К счастью, кое-как, не без помощи толкнувшей меня в бок сестрицы, вспомнил, где я и что здесь куча шакалов, только и ждущих, что оступлюсь и открою свои слабые места. Поэтому невероятным усилием воли отвел взгляд и сконцентрировался на моем госте из Минпромэнерго.
И у меня вроде бы даже получилось, хотя это было п*здец, как сложно. Я чувствовал Настькин пристальный взгляд, чувствовал, что она пытается перехватить мой, но старательно изображал незаинтересованность, чтоб никто даже близко не заподозрил, а главное, чтобы следящие за мной твари поверили, что Настька для меня была просто очередным балдежом.

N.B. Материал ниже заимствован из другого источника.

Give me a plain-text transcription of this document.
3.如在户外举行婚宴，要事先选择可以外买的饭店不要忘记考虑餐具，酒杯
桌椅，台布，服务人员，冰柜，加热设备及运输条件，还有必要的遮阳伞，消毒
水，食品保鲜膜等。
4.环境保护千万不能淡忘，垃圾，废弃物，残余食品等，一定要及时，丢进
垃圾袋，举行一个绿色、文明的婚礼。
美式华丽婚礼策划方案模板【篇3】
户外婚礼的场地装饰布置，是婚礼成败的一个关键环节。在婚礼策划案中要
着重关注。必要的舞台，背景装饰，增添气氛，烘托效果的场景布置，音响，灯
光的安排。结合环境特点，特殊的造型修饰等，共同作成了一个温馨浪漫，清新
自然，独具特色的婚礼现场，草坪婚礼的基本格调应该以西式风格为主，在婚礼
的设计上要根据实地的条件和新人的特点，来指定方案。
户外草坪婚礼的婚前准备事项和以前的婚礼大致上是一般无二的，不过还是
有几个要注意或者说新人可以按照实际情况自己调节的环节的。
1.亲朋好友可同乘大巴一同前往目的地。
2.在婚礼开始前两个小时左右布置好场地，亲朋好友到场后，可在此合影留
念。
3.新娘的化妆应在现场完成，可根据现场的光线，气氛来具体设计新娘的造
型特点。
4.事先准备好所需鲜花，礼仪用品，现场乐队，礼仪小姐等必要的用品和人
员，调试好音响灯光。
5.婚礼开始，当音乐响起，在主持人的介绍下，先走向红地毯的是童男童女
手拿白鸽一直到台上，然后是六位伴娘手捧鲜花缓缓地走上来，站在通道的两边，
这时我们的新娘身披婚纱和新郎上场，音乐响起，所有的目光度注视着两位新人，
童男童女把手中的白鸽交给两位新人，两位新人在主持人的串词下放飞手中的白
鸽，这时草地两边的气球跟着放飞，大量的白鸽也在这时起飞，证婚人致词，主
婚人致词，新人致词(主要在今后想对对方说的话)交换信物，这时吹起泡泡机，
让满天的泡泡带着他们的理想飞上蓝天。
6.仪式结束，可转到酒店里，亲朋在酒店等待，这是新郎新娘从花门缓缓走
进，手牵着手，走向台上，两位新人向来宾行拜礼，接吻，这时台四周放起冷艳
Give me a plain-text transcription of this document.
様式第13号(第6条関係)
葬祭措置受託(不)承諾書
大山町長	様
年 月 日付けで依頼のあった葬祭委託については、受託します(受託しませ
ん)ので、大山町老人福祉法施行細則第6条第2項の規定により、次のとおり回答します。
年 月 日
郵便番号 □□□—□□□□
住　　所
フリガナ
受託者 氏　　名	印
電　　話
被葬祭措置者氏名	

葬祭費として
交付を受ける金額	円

Однако, стоило ей выйти танцевать, как весь мой самоконтроль полетел к чертям. Поначалу я, конечно, не заметил, что происходит на танцполе, был слишком сконцентрирован на разговоре с чинушиком из Минпромэнерго, а потом этот хмырь выдал, обращая мое внимание:
– Хороша девка! Крепкая, здоровьем пышет. Сразу выделяется на фоне этих заморышей. Вот такую надо брать, чтоб детей рожала! Всё при ней: и рост, и стать, и пропорции, и главное – ногу, смотри, как правильно ставит. А то ведь кругом одни конделяпки: то плоскостопие, то во внутрь стопа заваливается, то наружу, то косолапит. А стопа – это фундамент здорового организма! Я теперь по ногам сразу определяю здоровая баба или хилуша. Сейчас девки-то пошли все больные, кривые. Ни пропорций, ни мышечного каркаса: либо кости одни, либо жир. Жрут че попало и как попало, пьют, курят, сидят на жопе, ни хера не делают, а потом рожают черти что и по больницам с этими задохликами таскаются. А у этой сразу видно, гены, что надо. Крепышей кому-то нарожает отменных.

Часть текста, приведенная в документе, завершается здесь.